Na negociação, passou-se a perna no gestor que durante um longo período liderou a Exame. Coube a mim falar pessoalmente com o derrotado. Lembro-me da alegria e do entusiasmo com que me pediram para ouvi-lo. Parecia a queda da Bastilha e eu perguntando para Maria Antonieta: “Vem cá, o que você tem a dizer após essa homérica puxada de tapete, às vésperas de perder o pescoço na guilhotina?”
Desconheço os dilemas internos da operação. Apenas me perguntava por que a Santíssima Trindade de VEJA estava tão feliz. Não percebiam que a Abril começava a dar um tiro no pé ao entregar de bandeja o portal online da Abril, o BOL, que passava às mãos da Folha de S. Paulo, em uma mal explicada fusão com o Universo On line?

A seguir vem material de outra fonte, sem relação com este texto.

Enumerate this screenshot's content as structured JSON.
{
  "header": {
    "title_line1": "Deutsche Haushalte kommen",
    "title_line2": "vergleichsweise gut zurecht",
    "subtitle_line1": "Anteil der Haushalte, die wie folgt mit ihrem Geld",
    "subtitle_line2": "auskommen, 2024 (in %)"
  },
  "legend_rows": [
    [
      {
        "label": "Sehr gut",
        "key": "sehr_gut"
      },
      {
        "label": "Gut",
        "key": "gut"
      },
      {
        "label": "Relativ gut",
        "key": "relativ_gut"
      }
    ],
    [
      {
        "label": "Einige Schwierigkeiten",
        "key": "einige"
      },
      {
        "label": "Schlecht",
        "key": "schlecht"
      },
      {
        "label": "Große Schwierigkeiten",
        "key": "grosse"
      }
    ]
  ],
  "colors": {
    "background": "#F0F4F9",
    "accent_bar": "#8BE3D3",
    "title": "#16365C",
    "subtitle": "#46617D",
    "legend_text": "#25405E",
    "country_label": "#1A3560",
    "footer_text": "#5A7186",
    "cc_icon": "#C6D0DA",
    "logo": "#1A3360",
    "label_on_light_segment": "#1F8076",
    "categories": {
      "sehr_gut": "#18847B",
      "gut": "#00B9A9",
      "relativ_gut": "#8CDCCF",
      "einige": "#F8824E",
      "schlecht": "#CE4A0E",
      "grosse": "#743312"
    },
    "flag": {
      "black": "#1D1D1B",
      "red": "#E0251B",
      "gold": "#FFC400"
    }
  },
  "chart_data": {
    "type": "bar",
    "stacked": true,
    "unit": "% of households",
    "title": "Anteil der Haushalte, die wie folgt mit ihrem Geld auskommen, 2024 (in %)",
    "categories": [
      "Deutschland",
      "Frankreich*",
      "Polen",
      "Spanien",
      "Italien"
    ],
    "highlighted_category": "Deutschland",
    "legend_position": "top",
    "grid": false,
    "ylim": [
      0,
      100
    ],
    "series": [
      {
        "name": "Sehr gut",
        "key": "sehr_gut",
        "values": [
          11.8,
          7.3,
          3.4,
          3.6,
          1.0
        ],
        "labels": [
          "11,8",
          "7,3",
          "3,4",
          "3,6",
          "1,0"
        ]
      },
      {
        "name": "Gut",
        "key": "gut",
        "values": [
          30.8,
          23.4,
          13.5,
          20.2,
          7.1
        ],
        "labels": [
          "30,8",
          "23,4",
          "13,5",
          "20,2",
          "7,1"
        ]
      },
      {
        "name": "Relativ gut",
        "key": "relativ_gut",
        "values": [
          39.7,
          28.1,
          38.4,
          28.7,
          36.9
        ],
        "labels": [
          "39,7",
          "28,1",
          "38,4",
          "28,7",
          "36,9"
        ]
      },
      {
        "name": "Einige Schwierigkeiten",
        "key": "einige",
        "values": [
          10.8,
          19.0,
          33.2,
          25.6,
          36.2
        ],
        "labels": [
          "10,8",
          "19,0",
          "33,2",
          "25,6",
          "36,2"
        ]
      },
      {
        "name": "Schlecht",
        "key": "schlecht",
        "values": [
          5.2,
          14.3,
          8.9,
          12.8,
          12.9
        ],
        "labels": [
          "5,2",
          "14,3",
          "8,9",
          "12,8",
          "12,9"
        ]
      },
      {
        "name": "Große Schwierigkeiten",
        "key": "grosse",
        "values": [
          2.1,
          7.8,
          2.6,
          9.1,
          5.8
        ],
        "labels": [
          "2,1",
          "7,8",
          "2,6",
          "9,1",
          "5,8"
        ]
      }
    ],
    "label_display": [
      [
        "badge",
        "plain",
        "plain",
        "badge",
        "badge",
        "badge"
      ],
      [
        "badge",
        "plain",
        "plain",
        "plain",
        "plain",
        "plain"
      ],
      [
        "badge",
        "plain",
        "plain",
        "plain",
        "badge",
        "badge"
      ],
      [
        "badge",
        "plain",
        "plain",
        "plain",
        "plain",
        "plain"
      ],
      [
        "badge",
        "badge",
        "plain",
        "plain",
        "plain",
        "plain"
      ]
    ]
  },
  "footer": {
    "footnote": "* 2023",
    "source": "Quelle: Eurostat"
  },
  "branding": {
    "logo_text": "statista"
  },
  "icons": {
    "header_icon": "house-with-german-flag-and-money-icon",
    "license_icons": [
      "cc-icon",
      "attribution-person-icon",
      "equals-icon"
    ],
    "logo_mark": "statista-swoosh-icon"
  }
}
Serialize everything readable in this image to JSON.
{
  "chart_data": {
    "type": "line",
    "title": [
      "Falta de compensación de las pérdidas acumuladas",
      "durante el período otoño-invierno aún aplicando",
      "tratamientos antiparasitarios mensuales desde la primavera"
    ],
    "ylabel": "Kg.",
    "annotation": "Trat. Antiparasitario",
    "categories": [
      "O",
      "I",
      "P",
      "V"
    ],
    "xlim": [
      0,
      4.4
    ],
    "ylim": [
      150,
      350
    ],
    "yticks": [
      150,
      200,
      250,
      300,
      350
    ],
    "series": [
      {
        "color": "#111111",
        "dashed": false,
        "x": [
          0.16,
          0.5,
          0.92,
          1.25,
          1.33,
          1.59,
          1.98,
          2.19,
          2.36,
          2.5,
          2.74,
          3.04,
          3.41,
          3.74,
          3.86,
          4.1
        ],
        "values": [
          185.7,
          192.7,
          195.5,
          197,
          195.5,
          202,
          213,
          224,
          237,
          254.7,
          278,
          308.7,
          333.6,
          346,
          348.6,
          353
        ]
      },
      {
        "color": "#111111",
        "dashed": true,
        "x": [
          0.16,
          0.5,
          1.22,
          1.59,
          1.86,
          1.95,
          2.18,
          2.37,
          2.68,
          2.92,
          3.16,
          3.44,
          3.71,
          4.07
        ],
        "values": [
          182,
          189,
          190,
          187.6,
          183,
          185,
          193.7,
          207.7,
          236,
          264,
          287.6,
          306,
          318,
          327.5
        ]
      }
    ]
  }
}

O alto escalão festejava a derrocada da iniciativa digital do grupo. Me olhavam à distância, rindo da desgraça do rival, que havia sido meu gestor na Info Exame, a revista do próprio grupo, e que reunia um celeiro de profissionais inovadores de primeira grandeza, entre jornalistas, engenheiros, programadores, designers e animadores. A começar do maior de todos eles, Carlos Machado, o editor de fato da principal revista de computação do país, e que, por ser negro, nunca combinou com a diretoria monocromática do maior império editorial que já tivemos no país.
Era como se tecnologia fosse coisa pouco séria. Me lembro da tortura que foi argumentar que internet não era coisa de nerd, de sujos&feios&gordos sem noção que não conseguiam namorar e se escondiam por trás de uma tela.
Jornalistas digitais sempre ocuparam a periferia das redações. Não era diferente na maior revista do país. Aliás, não foi diferente no jornal Folha de S. Paulo, no desprestigiado setor de suplementos, onde ficava o caderno de Informática e onde comecei a escrever sobre negócios digitais. Era uma publicação com muitos anunciantes, e pouco ou nenhum prestígio durante muito, muito tempo.
Como acredito que todo o progresso depende da capacidade de indignação e da não aceitação do razoável, remar contra a corrente tem seu valor. Certa vez consegui autorização para fazer uma reportagem sobre brinquedos tecnológicos. Eu queria falar sobre o fenômeno do consumo de entretenimento digital em VEJA. Era época do tamagotchi, bichinho de estimação que comia, dormia, defecava e precisava de banho, tudo na tela.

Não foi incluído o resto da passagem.